In case you haven’t already noticed, I like working on performance issues and performance improvements. Performance is a thing where you have to consider the whole stack: the speed of the server, efficient algorithms, server side caching, bandwidth and latency, client side caching and client side code. Here is a short recap of what has been done for translatewiki.net lately and some ideas for the future.
Server level. A month ago translatewiki.net got a new server with more memory and faster processors. The main benefit is that we can handle more simultaneous users and background tasks without them slowing each other down. At the same time, we upgraded many of the programs to newer versions. The switch from MySQL to MariaDB is the most important one. We haven’t tested it for our use case, but the Wikimedia Foundation found that the switch had overall positive impact on performance.
Application level. The Language Engineering team has recently worked a lot on the performance of Universal Language Selector (ULS) and Translate extensions. A short summary of the things which were done:
- Optimize JPG, SVG and PNG images to the last byte with tools like jpegoptim, optipng.
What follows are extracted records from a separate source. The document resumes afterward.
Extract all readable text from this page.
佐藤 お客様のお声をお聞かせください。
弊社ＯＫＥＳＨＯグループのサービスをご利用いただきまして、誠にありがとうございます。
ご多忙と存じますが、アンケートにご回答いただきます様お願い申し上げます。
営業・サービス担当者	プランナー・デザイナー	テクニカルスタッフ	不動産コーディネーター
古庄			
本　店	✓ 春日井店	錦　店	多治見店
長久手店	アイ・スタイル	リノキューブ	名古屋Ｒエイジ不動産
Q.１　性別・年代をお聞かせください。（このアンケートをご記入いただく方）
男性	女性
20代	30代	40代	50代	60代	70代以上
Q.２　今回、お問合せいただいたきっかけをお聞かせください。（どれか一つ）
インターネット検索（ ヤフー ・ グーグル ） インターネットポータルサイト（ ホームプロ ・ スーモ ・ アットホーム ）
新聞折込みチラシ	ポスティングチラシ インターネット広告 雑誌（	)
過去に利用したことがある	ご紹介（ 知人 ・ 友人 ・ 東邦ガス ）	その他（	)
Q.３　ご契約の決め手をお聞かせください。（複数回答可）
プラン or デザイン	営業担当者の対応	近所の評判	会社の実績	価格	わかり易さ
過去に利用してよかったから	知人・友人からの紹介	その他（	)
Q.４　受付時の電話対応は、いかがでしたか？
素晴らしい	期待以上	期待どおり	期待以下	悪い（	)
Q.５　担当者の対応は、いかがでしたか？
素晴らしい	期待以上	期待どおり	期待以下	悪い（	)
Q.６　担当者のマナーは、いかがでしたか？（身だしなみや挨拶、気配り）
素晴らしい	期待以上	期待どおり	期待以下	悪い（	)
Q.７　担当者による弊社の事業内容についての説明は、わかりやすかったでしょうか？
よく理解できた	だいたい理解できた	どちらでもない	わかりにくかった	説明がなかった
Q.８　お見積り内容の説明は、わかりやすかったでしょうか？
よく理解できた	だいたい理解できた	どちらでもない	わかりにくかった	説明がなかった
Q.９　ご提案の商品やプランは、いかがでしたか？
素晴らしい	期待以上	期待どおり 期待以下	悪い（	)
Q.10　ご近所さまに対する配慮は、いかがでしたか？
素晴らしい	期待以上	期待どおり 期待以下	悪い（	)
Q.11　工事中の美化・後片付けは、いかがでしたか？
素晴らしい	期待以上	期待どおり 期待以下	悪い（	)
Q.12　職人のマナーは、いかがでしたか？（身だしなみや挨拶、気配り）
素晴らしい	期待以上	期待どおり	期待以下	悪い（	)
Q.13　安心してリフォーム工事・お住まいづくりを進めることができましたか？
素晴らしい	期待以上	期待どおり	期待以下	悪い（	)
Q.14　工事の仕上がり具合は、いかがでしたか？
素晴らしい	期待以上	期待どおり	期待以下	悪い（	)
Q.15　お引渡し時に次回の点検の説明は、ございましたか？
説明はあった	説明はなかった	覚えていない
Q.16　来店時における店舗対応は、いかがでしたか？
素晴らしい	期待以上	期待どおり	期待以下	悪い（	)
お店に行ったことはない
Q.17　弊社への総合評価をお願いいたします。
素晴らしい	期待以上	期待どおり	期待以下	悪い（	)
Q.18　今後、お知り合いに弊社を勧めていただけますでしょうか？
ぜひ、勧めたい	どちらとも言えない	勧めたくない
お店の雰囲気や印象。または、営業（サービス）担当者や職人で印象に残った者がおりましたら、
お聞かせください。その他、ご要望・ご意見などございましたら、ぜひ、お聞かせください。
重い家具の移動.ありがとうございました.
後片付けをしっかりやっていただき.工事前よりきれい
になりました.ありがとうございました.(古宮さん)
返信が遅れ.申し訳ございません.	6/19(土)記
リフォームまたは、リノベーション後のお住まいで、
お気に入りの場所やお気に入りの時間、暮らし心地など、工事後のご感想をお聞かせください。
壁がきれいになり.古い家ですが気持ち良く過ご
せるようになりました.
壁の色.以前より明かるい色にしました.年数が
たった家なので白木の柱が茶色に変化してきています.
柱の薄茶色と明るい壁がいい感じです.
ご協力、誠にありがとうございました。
In addition I fixed a major performance issue in one of the Translate API modules by replacing an inefficient algorithm with a faster one. While investigating that issue, I also noticed that ReplacementArray-strtr was taking 20% or so of MediaWiki run time. There is a less known PHP module FastStringSearch, which was not installed on the new server. Installing that module made a big difference on the MediaWiki profiling table: ReplacementArray-fss is now taking only about 0.20% of MediaWiki run time.
Finally, a thing called module local storage was enabled on Wikimedia wikis few days ago (the title of this post was taken from that discussion). As is usual for translatewiki.net, we were already beta testing that feature a few weeks before it went live on Wikimedia wikis.
It is hard to plan the future for further performance improvements, as the bottlenecks and the places where you can make the most difference for the least effort change constantly, together with the technology and your content. I believe that HHVM, a JIT PHP virtual machine, is likely to be the next step which will make a significant difference. It is however not a straightforward thing to jump from a normal PHP intepreter to HHVM, so I will be keeping a close eye on how my colleagues at the Wikimedia Foundation are progressing with the adoption of HHVM.
Another relatively small thing on the horizon is better compression of inline SVG images in CSS style sheets, by avoiding unnecessary base64 encoding. Or something else might happen even before it.
Finally, I’d like to highlight that while the application-level improvements automatically benefit third party users, there really isn’t any coherent documentation on how to improve performance of a MediaWiki site at all levels. Configuring localisation cache, nginx and/or Varnish, tweaking MySQL or MariaDB and installing Memcached or Redis should be part of any capable sysadmin’s skills; but even just tailoring them for MediaWiki, let alone knowing which PHP modules to install, is likely not known by many. For example, I wouldn’t be surprised if there were very few or even no sites using the FastStringSearch module outside of Wikimedia and translatewiki.net.